Growth in the $152 billion economy accelerated for the first time in a year, the Prague-based statistics office said today, though the pace of expansion was slower than the median estimate of 6.3 made by 13 economists in a Bloomberg survey.

The fastest wage growth in three years underpinned increased household spending and builders benefited from a warmer-than- average winter. The pickup may generate inflation and prompt the central bank to raise its benchmark interest rate, the European Union's lowest, for a second time this year.

Czech gross domestic product rose at twice the rate of the 13 economies that share Europe's common currency. The euro region's GDP added 3 percent in the first quarter.

Household spending increased 6.7 percent, the highest growth rate in more than three years.

Retail sales added 9.4 percent in the first quarter, the most since records began a decade ago, and real wages grew 6.2 percent. Low borrowing costs spurred a one-third increase in demand for household loans from a year earlier.

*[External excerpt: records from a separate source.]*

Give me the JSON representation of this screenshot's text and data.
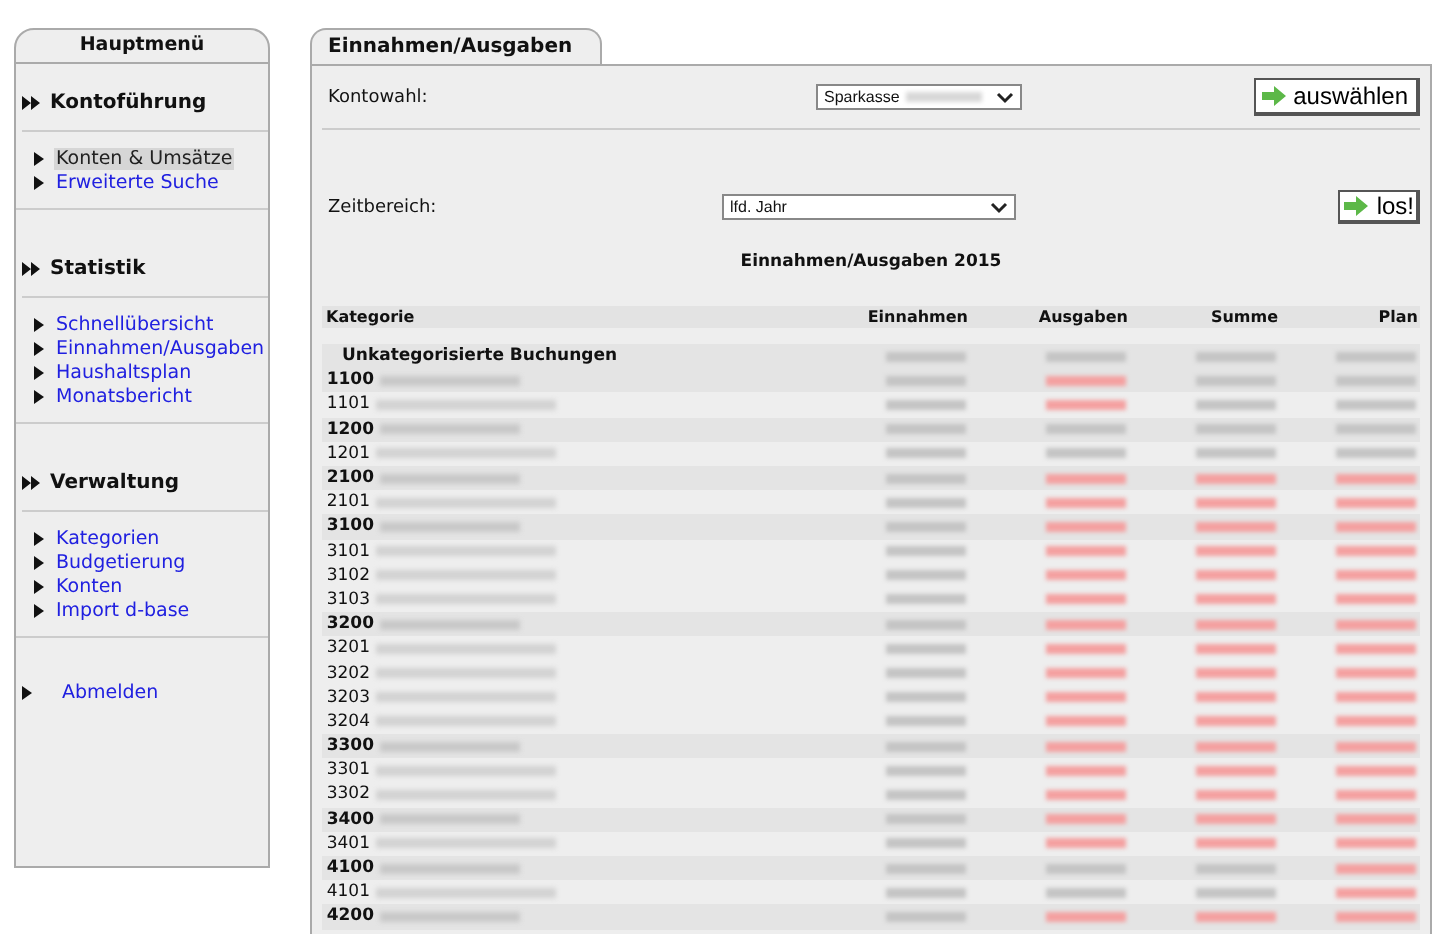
{
  "sidebar": {
    "title": "Hauptmenü",
    "sections": [
      {
        "heading": "Kontoführung",
        "items": [
          {
            "label": "Konten & Umsätze",
            "selected": true
          },
          {
            "label": "Erweiterte Suche",
            "selected": false
          }
        ]
      },
      {
        "heading": "Statistik",
        "items": [
          {
            "label": "Schnellübersicht",
            "selected": false
          },
          {
            "label": "Einnahmen/Ausgaben",
            "selected": false
          },
          {
            "label": "Haushaltsplan",
            "selected": false
          },
          {
            "label": "Monatsbericht",
            "selected": false
          }
        ]
      },
      {
        "heading": "Verwaltung",
        "items": [
          {
            "label": "Kategorien",
            "selected": false
          },
          {
            "label": "Budgetierung",
            "selected": false
          },
          {
            "label": "Konten",
            "selected": false
          },
          {
            "label": "Import d-base",
            "selected": false
          }
        ]
      }
    ],
    "logout": "Abmelden"
  },
  "tab": {
    "label": "Einnahmen/Ausgaben"
  },
  "account": {
    "label": "Kontowahl:",
    "value": "Sparkasse",
    "button": "auswählen"
  },
  "period": {
    "label": "Zeitbereich:",
    "value": "lfd. Jahr",
    "button": "los!"
  },
  "report": {
    "title": "Einnahmen/Ausgaben 2015",
    "columns": [
      "Kategorie",
      "Einnahmen",
      "Ausgaben",
      "Summe",
      "Plan"
    ],
    "rows": [
      {
        "kind": "header",
        "label": "Unkategorisierte Buchungen",
        "negative": [
          false,
          false,
          false,
          false
        ]
      },
      {
        "kind": "group",
        "code": "1100",
        "negative": [
          false,
          true,
          false,
          false
        ]
      },
      {
        "kind": "item",
        "code": "1101",
        "negative": [
          false,
          true,
          false,
          false
        ]
      },
      {
        "kind": "group",
        "code": "1200",
        "negative": [
          false,
          false,
          false,
          false
        ]
      },
      {
        "kind": "item",
        "code": "1201",
        "negative": [
          false,
          false,
          false,
          false
        ]
      },
      {
        "kind": "group",
        "code": "2100",
        "negative": [
          false,
          true,
          true,
          true
        ]
      },
      {
        "kind": "item",
        "code": "2101",
        "negative": [
          false,
          true,
          true,
          true
        ]
      },
      {
        "kind": "group",
        "code": "3100",
        "negative": [
          false,
          true,
          true,
          true
        ]
      },
      {
        "kind": "item",
        "code": "3101",
        "negative": [
          false,
          true,
          true,
          true
        ]
      },
      {
        "kind": "item",
        "code": "3102",
        "negative": [
          false,
          true,
          true,
          true
        ]
      },
      {
        "kind": "item",
        "code": "3103",
        "negative": [
          false,
          true,
          true,
          true
        ]
      },
      {
        "kind": "group",
        "code": "3200",
        "negative": [
          false,
          true,
          true,
          true
        ]
      },
      {
        "kind": "item",
        "code": "3201",
        "negative": [
          false,
          true,
          true,
          true
        ]
      },
      {
        "kind": "item",
        "code": "3202",
        "negative": [
          false,
          true,
          true,
          true
        ]
      },
      {
        "kind": "item",
        "code": "3203",
        "negative": [
          false,
          true,
          true,
          true
        ]
      },
      {
        "kind": "item",
        "code": "3204",
        "negative": [
          false,
          true,
          true,
          true
        ]
      },
      {
        "kind": "group",
        "code": "3300",
        "negative": [
          false,
          true,
          true,
          true
        ]
      },
      {
        "kind": "item",
        "code": "3301",
        "negative": [
          false,
          true,
          true,
          true
        ]
      },
      {
        "kind": "item",
        "code": "3302",
        "negative": [
          false,
          true,
          true,
          true
        ]
      },
      {
        "kind": "group",
        "code": "3400",
        "negative": [
          false,
          true,
          true,
          true
        ]
      },
      {
        "kind": "item",
        "code": "3401",
        "negative": [
          false,
          true,
          true,
          true
        ]
      },
      {
        "kind": "group",
        "code": "4100",
        "negative": [
          false,
          false,
          false,
          true
        ]
      },
      {
        "kind": "item",
        "code": "4101",
        "negative": [
          false,
          false,
          false,
          true
        ]
      },
      {
        "kind": "group",
        "code": "4200",
        "negative": [
          false,
          true,
          true,
          true
        ]
      }
    ]
  }
}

The unemployment rate fell to the lowest since at least 2004 and there was a record number of vacancies. Czechs' purchasing power was helped by a 17 percent increase in welfare benefits than in 2006.

Gross fixed investments increased an annual 1.5 percent, slowing from the fourth quarter of 2006, the office said. Inventories increased by 35.5 billion koruna ($1.7 billion) from a year earlier.

Weather in the first quarter, which was 3.4 degrees Celsius above the 40-year average and 6.2 degrees higher than a year ago, fostered a record 28.9 percent annual jump in construction output.

The recovery of domestic demand, which has become the engine of growth, was the main reason for the first increase in the benchmark rate to 2.75 percent in eight months, the central bank indicated last week after the decision.

Policy makers signal more rises in borrowing costs through 2008 to keep inflation within the 3 percent midrange target. The futures market suggests two more quarter-point rate increases this year.

Exports, adjusted for the impact of imports, remained a drag on GDP growth as large investment projects such as a plant by Toyota Motor Co. and PSA Peugeot Citroen reached full capacity.

Imports of goods and services, calculated in constant prices, jumped 16.5 percent from a year earlier, outpacing exports with 14.6 percent growth, the office said.

While the trade surplus rose by 11.1 billion koruna from a year ago in the January-March period, rising export and falling import prices erased the increase in real terms.